Following the impact

Even negative research findings can take new, exciting paths, Mark Hargrove and fellow researchers found. Though their research funded by the Signature Research Initiative showed no promise for helping animal cells survive during and after low oxygen conditions, the chemistry led them to new, potentially groundbreaking research in fertilizer production.

“This type of funding allows you to be more nimble in the directions that you take,” Hargrove said. “The ability to stop and say 'this is our original applied idea, but the basic science says it needs to go here, this is where the impact is,' I think that's the way basic research has to be done.”

The Liberal Arts and Sciences Signature Research Initiative (SRI) was designed to encourage LAS faculty to develop and lead interdisciplinary, collaborative research projects with the goal of enhancing the international visibility and impact of LAS-led research and to increase the College’s sponsored research expenditures.

Hargrove, along with co-investigators Amy Andreotti, professor in the Roy J. Carver Department of Biochemistry, Biophysics and Molecular Biology; Jo Anne Powell-Coffman, professor and chair of the Department of Genetics, Development, and Cell Biology; and Robert Jernigan, professor in the Roy J. Carver Department of Biochemistry, Biophysics and Molecular Biology were investigating how plant cells can survive longer than animal cells without oxygen and whether plant methodologies could be used to enhance the ability of animal cells to survive in oxygen deprived states — important for stroke or heart attack treatment.

Plant cells have an increased ability to survive long periods without oxygen, due to their ability to use plant hemoglobin to capture displaced electrons for specific chemical reactions. This reduces the production of toxic chemicals in the cell when oxygen, which is highly reactive, is reintroduced. Introducing plant hemoglobin into animal cells showed no benefit to the animal cells, but understanding the chemistry behind the plant hemoglobin led to interest in nitrogen fixation, the process by which nitrogen is made available to living organisms.

“It is probably the single most important industrial reaction that humans have developed in the last hundred or so years,” Hargove said.

The reaction converts dinitrogen, the form of nitrogen that is abundant in the atmosphere, to ammonia and other nitrogenous molecules that can be used for fertilizer.
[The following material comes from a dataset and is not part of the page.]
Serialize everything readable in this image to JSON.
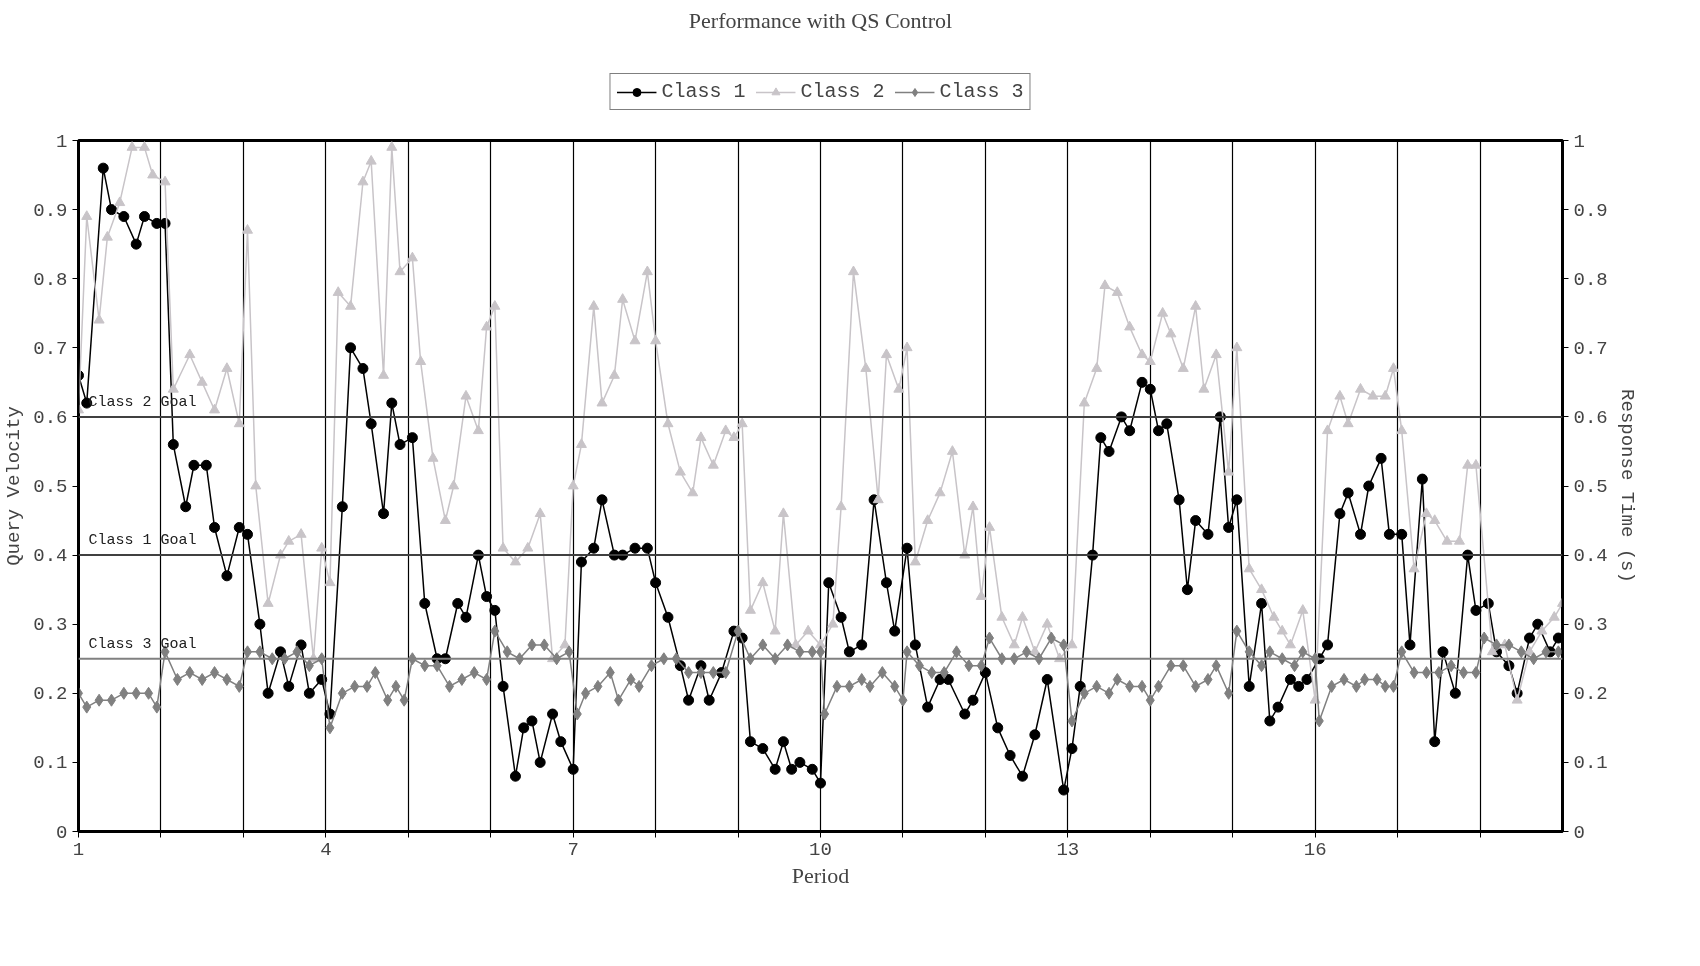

Discovery of this reaction in the early 1900's created the green revolution, said Hargrove, allowing modern agricultural techniques to sustain a larger human population all over the world. However, the process takes a lot of energy and uses resources that are not sustainable. Due to this, there has been much recent interest in finding low energy alternatives, such as a biochemical mimic of this industrial reaction.

“What we were doing already that we thought was sort of esoteric chemistry was actually on the cutting edge of nitrogen fixation mimics,” Hargrove said. “If you look at what the chemists are trying to do, they would love to have some of the properties of the system we have working in their systems. So we just had to make that realization.”

The key factor that makes the reaction challenging is how unreactive nitrogen is, which is what Hargrove and his fellow researchers are working on now. Through modifying the structure of the protein, they are attempting to increase its reactivity with dinitrogen.

“Getting it started is the trick — that’s the hurdle that everybody faces in trying to do this,” Hargrove said. “If we can get it started our protein can do the rest of the steps of the reaction.”

This story is one of three updates on research projects awarded LAS Strategic Research Initiative funds in 2014.